CLASS ACTION IN RUSSIA: CURRENT STATUS AND DEVELOPMENTS

As commerce in Russia gets more complex, potential disputes between businesses and their customers become more complicated. In some instances, this results in protracted lawsuits with many participating parties.

Originally developed within the common law system, the concept of class action serves for resolution of disputes where a group of persons sues a person, a group of persons sues another group of persons, or a person sues a group of persons. Its main advantages are that it aggregates multiple individualised claims into one action, offers efficient legal process and reduced litigation costs, and ensures there are no conflicting judgments related to the same legal cause.

The need for the class actions concept in Russian procedural legislation was first recognised by the Russian Government’s program for social and economic development back in 2001. It took another eight years, until late 2009, for lawmakers to finally introduce the first regulations on class action into the Code of Commercial Procedure (Chapter 28.2).

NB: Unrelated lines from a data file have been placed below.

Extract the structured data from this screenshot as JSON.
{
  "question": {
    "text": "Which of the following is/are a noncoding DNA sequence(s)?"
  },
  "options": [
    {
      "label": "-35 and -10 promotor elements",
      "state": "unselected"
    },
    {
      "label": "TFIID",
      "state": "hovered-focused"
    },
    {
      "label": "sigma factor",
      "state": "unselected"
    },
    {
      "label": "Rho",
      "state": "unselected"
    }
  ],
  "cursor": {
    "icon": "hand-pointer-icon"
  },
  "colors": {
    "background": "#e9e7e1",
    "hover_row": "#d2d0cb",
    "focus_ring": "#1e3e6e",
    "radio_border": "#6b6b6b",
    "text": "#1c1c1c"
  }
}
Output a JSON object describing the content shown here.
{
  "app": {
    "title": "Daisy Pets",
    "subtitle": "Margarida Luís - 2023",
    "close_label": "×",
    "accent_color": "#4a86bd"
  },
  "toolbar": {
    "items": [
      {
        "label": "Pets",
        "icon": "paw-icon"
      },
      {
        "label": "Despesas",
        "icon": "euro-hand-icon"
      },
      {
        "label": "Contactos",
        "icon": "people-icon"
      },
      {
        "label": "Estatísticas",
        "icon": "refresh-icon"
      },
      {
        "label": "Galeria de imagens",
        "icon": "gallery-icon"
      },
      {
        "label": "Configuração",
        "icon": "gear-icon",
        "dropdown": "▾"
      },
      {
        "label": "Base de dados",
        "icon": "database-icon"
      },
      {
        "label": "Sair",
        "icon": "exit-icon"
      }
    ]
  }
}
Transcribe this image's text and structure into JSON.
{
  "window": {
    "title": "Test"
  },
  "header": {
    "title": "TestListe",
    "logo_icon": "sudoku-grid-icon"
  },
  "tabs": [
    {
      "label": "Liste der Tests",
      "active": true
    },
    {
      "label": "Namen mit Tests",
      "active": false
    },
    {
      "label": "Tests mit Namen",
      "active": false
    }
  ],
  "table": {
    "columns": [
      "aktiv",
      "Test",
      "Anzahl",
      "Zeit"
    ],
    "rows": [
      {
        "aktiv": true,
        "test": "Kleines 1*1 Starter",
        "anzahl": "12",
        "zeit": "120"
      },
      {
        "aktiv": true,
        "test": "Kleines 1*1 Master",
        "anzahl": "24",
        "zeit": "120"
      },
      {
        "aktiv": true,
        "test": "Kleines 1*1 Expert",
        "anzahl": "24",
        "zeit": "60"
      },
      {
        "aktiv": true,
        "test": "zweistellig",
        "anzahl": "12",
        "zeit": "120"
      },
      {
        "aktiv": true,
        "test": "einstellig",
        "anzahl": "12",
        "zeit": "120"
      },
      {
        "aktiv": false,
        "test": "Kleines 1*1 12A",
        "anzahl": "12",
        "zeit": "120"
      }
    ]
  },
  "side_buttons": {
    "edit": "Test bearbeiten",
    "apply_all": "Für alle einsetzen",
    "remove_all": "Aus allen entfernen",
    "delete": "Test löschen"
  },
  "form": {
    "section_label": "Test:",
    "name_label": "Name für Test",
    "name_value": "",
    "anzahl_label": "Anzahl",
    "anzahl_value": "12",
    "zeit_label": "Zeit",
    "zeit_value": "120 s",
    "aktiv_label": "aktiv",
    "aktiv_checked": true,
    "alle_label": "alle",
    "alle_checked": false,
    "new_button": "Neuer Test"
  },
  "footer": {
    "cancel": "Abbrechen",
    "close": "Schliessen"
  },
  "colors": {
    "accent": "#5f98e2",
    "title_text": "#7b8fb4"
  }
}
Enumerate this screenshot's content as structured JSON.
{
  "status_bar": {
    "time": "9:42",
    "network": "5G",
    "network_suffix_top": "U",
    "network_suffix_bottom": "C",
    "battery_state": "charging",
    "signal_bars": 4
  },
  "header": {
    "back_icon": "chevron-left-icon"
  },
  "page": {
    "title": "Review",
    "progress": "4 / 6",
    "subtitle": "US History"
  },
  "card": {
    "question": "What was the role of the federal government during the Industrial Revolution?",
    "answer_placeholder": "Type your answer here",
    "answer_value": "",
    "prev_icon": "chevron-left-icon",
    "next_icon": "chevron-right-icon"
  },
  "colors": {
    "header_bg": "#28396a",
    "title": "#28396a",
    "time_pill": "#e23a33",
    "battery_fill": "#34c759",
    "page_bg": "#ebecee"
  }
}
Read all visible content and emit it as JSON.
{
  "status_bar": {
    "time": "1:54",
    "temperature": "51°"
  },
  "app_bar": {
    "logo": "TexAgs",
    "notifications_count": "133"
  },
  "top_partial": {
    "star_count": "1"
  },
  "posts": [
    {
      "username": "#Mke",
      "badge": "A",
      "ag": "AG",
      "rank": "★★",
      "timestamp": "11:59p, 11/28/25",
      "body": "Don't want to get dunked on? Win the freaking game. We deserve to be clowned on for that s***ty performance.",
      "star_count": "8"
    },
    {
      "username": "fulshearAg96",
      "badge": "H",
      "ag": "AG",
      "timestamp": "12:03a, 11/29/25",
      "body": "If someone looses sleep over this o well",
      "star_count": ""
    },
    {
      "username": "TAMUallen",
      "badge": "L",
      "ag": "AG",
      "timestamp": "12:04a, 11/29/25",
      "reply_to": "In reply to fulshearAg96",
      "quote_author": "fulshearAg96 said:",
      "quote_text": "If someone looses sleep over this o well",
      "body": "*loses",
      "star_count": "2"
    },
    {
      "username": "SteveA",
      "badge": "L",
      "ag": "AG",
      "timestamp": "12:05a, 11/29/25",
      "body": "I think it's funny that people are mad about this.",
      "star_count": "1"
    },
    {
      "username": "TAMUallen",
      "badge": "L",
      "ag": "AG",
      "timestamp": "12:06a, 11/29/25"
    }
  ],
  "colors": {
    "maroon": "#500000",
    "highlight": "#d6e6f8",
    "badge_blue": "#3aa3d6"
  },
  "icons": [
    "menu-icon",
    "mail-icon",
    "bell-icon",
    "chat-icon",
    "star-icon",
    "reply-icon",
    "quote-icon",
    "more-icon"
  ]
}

According to Chapter 28.2, a class action proceeding may be initiated in: (i) corporate disputes; (ii) disputes related to the business of professional security markets participants; and (iii) other disputes provided they match certain criteria indicated by law. Once such proceedings are commenced, the court indicates a special timeframe within which all interested parties are allowed to join the claim. Besides the representing claimant, the minimum number of parties joining the claim should be not less than five. It is widely considered that the main purpose of this amendment was to avoid situations where conflicting shareholders of a company initiate parallel legal proceedings which could result in incompatible judgments.

Initiation of the first class action in Russia was attempted by Bank Uralsib towards the end of 2009 (case No. A40-44402/2009). The bank, subsequently joined by 10 other claimants, claimed recovery under the bonds issued by JSC Zavody Gross Group of Companies. However, the case was not a success. The courts dismissed the claims and declared them to be independent from each other, thus delimiting the scope of Chapter 28.2.